The archetypal swing voter is the moderate suburbanite who is pro-choice. Polls show about 2/3 of voters overall are pro-choice, including about 1/5 of Trump's 2016 voters in many states. Morning Joe (a Republican) was talking about this the other day, that he went through some of the data in swing states and there is a possibility those pro-choice voters could worry about Roe being overturned. What seemed unlikely years ago with a fairly divided court could become all too real with a hard-right 6-3 court.

The issue of choice is inextricably tied to women's rights and to the liberalism that RBG (and hopefully everyone posting on a site like this) believes in. It is a core belief that must be fought for. It is also a class issue as the anti-choice position merely equates to 'coat hangers' and backalley abortions for poor women, while rich women will still have access to safe procedures.

This does not mean we focus solely on this issue, or to the exclusion of other 'bread and butter' issues like the economy, jobs, healthcare, prescription drugs etc. We can focus on both social and economic justice while tying it all together as fighting for an America that is better for the wide spectrum of middle and working class women and men of all colors and creeds. Everything Biden and Dems have been saying recently points to this strategy.

Bush v. Gore asserted that the Constitution gives state legislatures

the final authority in selecting the slate of electors if the legislature feels the official vote can't be trusted or is somehow in doubt.

If you read the Atlantic article several ugly scenarios are possible, knowing what Trump/Barr/GOP are capable of at this point.

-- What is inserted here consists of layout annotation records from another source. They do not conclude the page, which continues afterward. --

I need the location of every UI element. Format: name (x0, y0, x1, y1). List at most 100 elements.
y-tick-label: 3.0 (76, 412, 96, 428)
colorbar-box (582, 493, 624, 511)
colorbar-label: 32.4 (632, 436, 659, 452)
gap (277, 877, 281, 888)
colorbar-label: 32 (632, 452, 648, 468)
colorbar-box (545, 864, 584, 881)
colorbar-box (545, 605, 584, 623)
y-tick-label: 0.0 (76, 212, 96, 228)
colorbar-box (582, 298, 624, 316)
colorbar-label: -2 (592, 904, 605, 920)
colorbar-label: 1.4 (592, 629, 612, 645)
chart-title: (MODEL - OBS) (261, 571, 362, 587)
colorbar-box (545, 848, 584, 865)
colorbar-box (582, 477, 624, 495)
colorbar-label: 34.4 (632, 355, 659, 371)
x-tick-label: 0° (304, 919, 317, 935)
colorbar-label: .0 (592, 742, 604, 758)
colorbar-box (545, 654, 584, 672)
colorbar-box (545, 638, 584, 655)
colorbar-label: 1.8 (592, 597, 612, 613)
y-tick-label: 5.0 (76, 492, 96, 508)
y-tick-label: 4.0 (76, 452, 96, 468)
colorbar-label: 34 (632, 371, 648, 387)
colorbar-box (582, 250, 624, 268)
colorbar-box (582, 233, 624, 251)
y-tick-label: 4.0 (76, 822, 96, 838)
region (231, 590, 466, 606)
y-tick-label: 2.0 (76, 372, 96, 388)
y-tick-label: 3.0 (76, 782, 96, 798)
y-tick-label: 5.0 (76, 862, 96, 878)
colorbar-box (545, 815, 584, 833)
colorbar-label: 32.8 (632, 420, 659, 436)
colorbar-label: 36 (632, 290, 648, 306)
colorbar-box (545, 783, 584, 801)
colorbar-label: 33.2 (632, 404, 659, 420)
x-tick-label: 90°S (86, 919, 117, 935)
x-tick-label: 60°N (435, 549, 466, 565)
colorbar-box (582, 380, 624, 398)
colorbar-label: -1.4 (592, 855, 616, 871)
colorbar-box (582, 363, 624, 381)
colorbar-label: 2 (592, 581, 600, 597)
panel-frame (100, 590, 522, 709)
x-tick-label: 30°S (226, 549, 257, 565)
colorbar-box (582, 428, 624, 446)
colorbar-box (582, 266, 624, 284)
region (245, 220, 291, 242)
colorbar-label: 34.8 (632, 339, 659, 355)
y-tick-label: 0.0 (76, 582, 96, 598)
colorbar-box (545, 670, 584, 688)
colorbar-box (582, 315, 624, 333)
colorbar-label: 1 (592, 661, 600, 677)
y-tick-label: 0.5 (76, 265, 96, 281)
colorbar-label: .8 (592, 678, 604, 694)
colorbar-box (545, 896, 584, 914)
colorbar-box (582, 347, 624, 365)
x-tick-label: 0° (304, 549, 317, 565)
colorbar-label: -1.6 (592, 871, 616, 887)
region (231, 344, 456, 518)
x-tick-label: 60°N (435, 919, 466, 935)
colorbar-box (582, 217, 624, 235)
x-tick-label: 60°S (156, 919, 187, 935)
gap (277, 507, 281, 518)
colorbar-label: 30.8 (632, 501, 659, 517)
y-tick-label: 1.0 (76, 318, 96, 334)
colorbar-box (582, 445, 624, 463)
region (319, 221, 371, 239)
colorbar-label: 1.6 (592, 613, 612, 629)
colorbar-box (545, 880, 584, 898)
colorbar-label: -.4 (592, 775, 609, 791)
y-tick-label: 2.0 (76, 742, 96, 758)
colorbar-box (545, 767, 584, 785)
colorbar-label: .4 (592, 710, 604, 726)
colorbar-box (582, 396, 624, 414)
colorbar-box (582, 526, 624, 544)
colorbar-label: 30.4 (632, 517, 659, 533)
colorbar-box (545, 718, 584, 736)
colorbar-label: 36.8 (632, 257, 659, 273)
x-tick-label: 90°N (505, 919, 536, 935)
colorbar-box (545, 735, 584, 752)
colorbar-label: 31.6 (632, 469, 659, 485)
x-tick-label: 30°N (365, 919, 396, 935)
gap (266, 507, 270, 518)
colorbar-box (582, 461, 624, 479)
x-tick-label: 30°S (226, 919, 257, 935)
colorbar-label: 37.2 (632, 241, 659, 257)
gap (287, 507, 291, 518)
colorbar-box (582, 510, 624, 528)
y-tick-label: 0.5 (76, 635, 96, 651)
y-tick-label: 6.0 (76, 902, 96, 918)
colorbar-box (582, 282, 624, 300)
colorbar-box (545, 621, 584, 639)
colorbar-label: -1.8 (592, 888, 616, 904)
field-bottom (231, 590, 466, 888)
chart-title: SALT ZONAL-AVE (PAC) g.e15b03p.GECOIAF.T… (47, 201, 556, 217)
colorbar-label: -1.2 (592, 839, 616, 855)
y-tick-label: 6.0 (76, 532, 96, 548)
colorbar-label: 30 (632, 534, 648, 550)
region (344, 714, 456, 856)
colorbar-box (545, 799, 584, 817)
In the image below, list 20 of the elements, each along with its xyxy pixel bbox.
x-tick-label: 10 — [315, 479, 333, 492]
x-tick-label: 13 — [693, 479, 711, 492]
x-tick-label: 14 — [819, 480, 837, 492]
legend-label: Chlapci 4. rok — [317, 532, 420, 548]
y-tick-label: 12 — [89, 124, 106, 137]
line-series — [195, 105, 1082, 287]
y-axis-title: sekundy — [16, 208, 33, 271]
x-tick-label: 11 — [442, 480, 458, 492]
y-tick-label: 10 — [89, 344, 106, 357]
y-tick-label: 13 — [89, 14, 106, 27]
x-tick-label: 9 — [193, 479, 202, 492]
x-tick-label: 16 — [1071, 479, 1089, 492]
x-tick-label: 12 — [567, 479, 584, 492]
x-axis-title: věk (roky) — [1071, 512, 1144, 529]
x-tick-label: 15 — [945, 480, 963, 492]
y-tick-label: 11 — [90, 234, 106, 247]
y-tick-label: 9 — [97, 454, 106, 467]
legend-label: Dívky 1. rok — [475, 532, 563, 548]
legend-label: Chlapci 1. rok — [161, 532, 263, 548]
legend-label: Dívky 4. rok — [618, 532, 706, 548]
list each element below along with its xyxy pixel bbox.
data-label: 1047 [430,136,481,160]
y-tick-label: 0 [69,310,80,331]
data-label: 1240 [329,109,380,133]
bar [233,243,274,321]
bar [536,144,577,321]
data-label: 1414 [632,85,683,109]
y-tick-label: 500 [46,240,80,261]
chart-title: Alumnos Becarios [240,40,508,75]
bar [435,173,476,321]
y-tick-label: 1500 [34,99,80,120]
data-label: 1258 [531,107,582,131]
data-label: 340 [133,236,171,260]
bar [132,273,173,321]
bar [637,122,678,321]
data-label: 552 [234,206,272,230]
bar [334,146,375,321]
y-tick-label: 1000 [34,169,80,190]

As the OP correctly points out, our system is rickety and the Constitution does not spell out or much less guarantee a fair election (based on the will of the people) or peaceful transition of power. Much of what we view as a 'normal election' is based upon custom.

Threat of mass boycotts of the state are imo a better tactic.

I was thinking about this. From now we should simply threaten to organize mass boycotts of any state (including any major industries and products) that would seek to undermine the will of the voters of that state. No party or politician wants to be blamed for their state and local economies being bankrupted - which is what we can easily do to them with 70+ million angry Democrats.